Most trials allow participation of transplant recipients, but they are not designed to address the specific questions the transplant physicians are facing. While post hoc analyses may allow to define characteristic responses in transplant patients, ad hoc trials are urgently needed in transplant patients. Should immunosuppression be reduced to unleash the antiviral response or maintained to prevent uncontrolled inflammatory response?

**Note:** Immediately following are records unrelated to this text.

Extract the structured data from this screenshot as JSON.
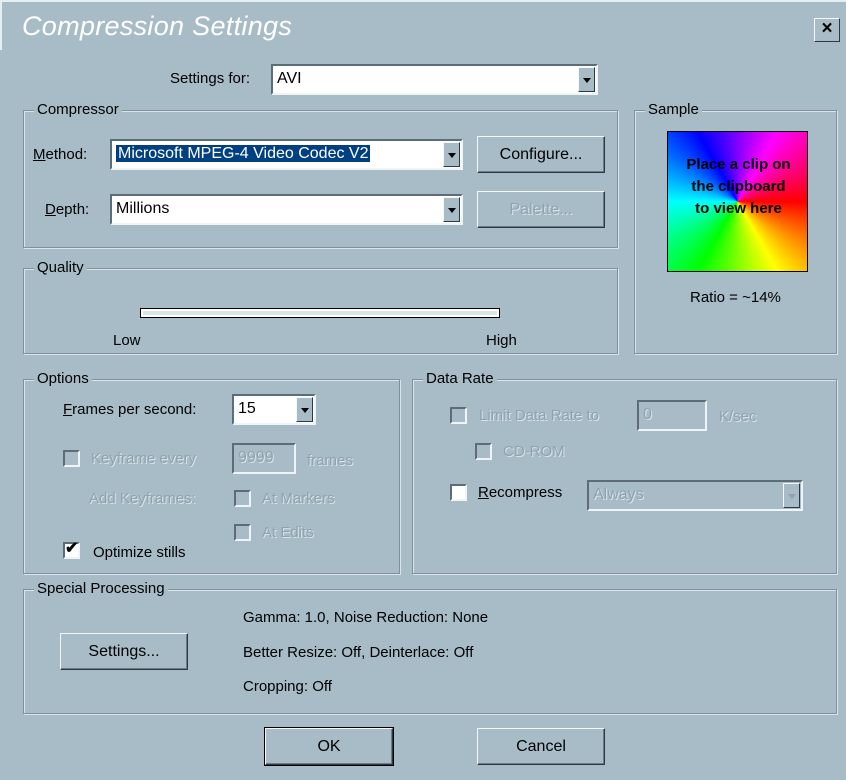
{
  "window": {
    "title": "Compression Settings",
    "close_glyph": "×"
  },
  "settings_for": {
    "label": "Settings for:",
    "value": "AVI"
  },
  "compressor": {
    "legend": "Compressor",
    "method_label": "Method:",
    "method_value": "Microsoft MPEG-4 Video Codec V2",
    "configure_label": "Configure...",
    "depth_label": "Depth:",
    "depth_value": "Millions",
    "palette_label": "Palette..."
  },
  "sample": {
    "legend": "Sample",
    "text": "Place a clip on the clipboard to view here",
    "ratio": "Ratio = ~14%"
  },
  "quality": {
    "legend": "Quality",
    "low": "Low",
    "high": "High",
    "level_fraction": 1.0
  },
  "options": {
    "legend": "Options",
    "fps_label": "Frames per second:",
    "fps_value": "15",
    "keyframe_label": "Keyframe every",
    "keyframe_value": "9999",
    "frames_label": "frames",
    "add_keyframes_label": "Add Keyframes:",
    "at_markers_label": "At Markers",
    "at_edits_label": "At Edits",
    "optimize_label": "Optimize stills",
    "optimize_checked": true
  },
  "data_rate": {
    "legend": "Data Rate",
    "limit_label": "Limit Data Rate to",
    "limit_value": "0",
    "unit": "K/sec",
    "cdrom_label": "CD-ROM",
    "recompress_label": "Recompress",
    "recompress_value": "Always"
  },
  "special": {
    "legend": "Special Processing",
    "settings_label": "Settings...",
    "line1": "Gamma: 1.0, Noise Reduction: None",
    "line2": "Better Resize: Off, Deinterlace: Off",
    "line3": "Cropping: Off"
  },
  "footer": {
    "ok": "OK",
    "cancel": "Cancel"
  },
  "colors": {
    "face": "#a8bcc8",
    "selection": "#004080"
  }
}
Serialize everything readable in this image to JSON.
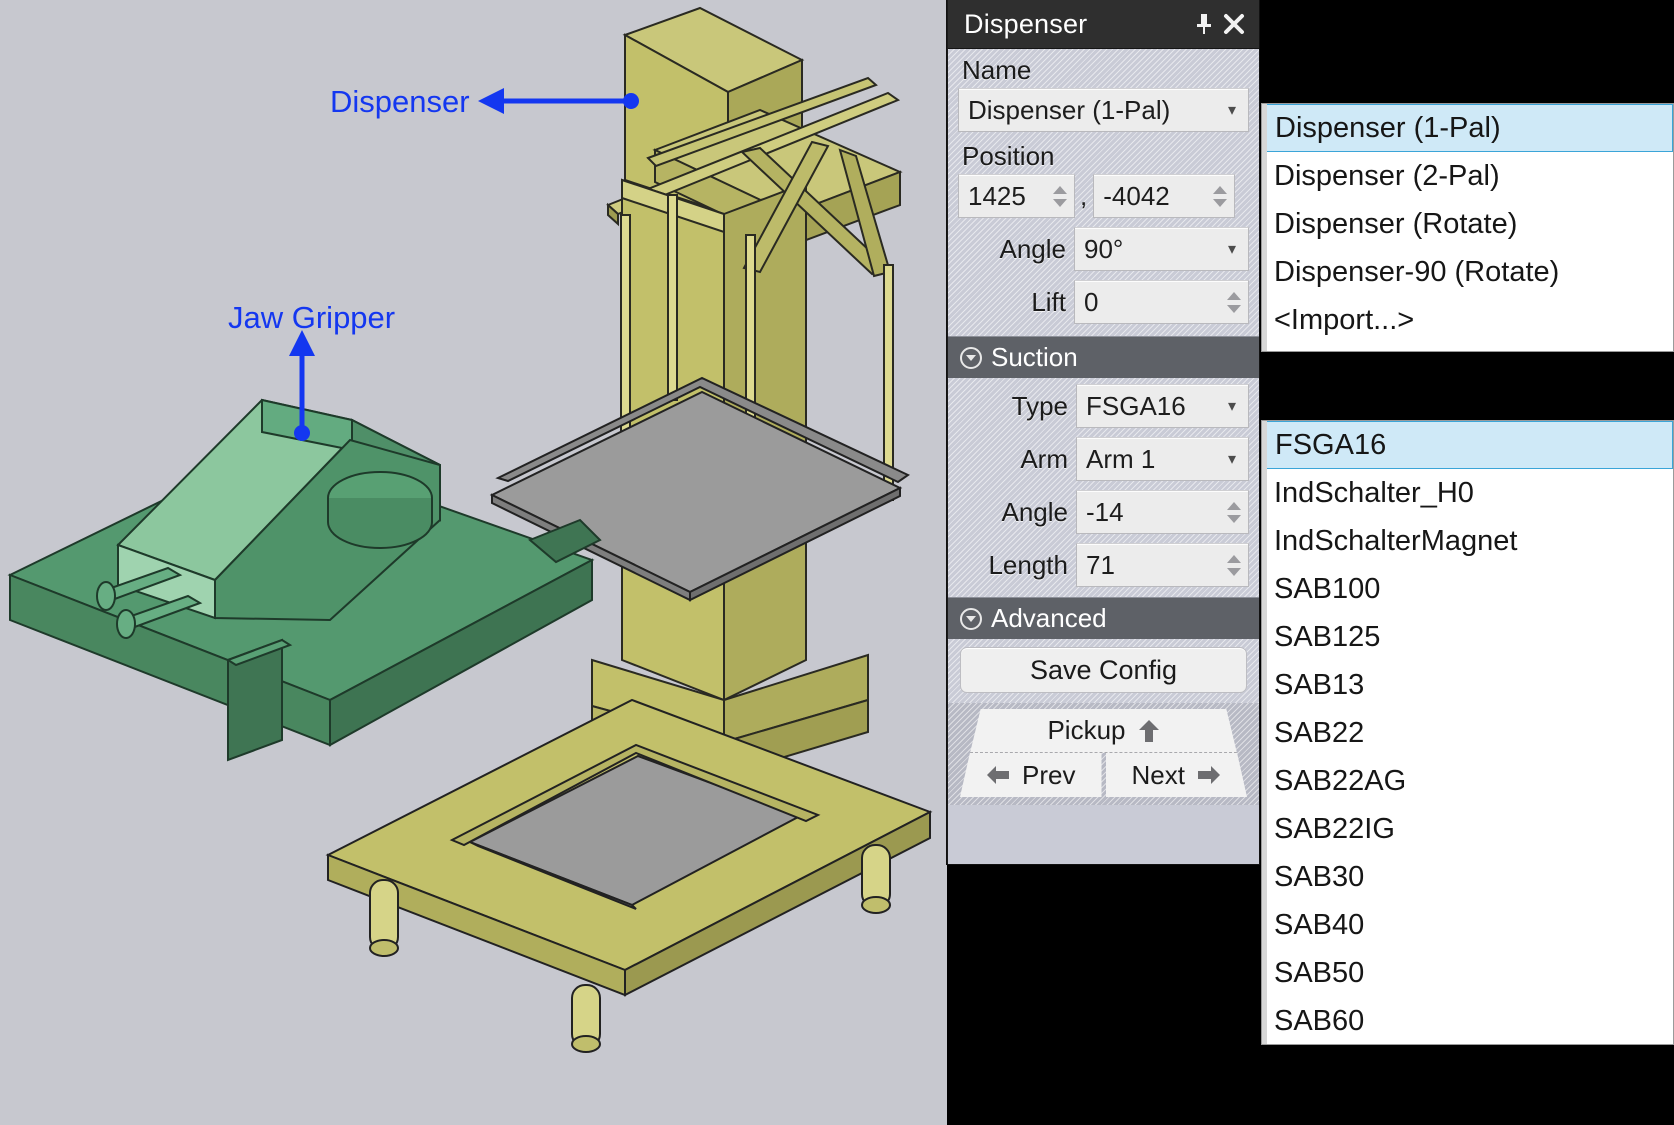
{
  "viewport": {
    "background_color": "#c7c8cf",
    "annotations": [
      {
        "label": "Dispenser",
        "color": "#1437f0"
      },
      {
        "label": "Jaw Gripper",
        "color": "#1437f0"
      }
    ],
    "model_colors": {
      "dispenser_yellow": "#c2c06a",
      "gripper_green": "#4d9170",
      "plate_gray": "#9b9b9b"
    }
  },
  "panel": {
    "title": "Dispenser",
    "pin_icon": "pin-icon",
    "close_icon": "close-icon",
    "name": {
      "label": "Name",
      "value": "Dispenser (1-Pal)"
    },
    "position": {
      "label": "Position",
      "x_value": "1425",
      "separator": ",",
      "y_value": "-4042"
    },
    "angle": {
      "label": "Angle",
      "value": "90°"
    },
    "lift": {
      "label": "Lift",
      "value": "0"
    },
    "suction": {
      "header": "Suction",
      "type": {
        "label": "Type",
        "value": "FSGA16"
      },
      "arm": {
        "label": "Arm",
        "value": "Arm 1"
      },
      "angle": {
        "label": "Angle",
        "value": "-14"
      },
      "length": {
        "label": "Length",
        "value": "71"
      }
    },
    "advanced": {
      "header": "Advanced",
      "save_config": "Save Config",
      "pickup": "Pickup",
      "prev": "Prev",
      "next": "Next"
    }
  },
  "name_dropdown": {
    "items": [
      "Dispenser (1-Pal)",
      "Dispenser (2-Pal)",
      "Dispenser (Rotate)",
      "Dispenser-90 (Rotate)",
      "<Import...>"
    ],
    "selected_index": 0,
    "selected_bg": "#cfe9f7"
  },
  "type_dropdown": {
    "items": [
      "FSGA16",
      "IndSchalter_H0",
      "IndSchalterMagnet",
      "SAB100",
      "SAB125",
      "SAB13",
      "SAB22",
      "SAB22AG",
      "SAB22IG",
      "SAB30",
      "SAB40",
      "SAB50",
      "SAB60"
    ],
    "selected_index": 0,
    "selected_bg": "#cfe9f7"
  }
}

Should certain immunosuppressive drugs be maintained based on their supposed antiviral effects? Is the antibody response different in transplant patients? These are only some of the questions warranting crucial answers.

This crisis has shown how vulnerable we are and foreshadows that our community and humanity at large will face more of these emergencies in the future. However, the great collaborative effort of the scientific community and the highly translational approach of the clinical studies are a true demonstration of National Institutes of Health (NIH)’ mission, seeking “fundamental knowledge about the nature and behavior of living systems and the application of that knowledge to enhance health, lengthen life, and reduce illness and disability” [4]. This experience proves that scientists in numerous fields can fruitfully interact and leverage their own expertise to make the world healthier and a safer place. The transplant community should have a leading role in this effort to understand COVID‐19 pathophysiology in the unique population of organ recipients on chronic immunosuppression.

Conflicts of interest

The authors of this manuscript have no conflicts of interest to disclose as described by Transplant International.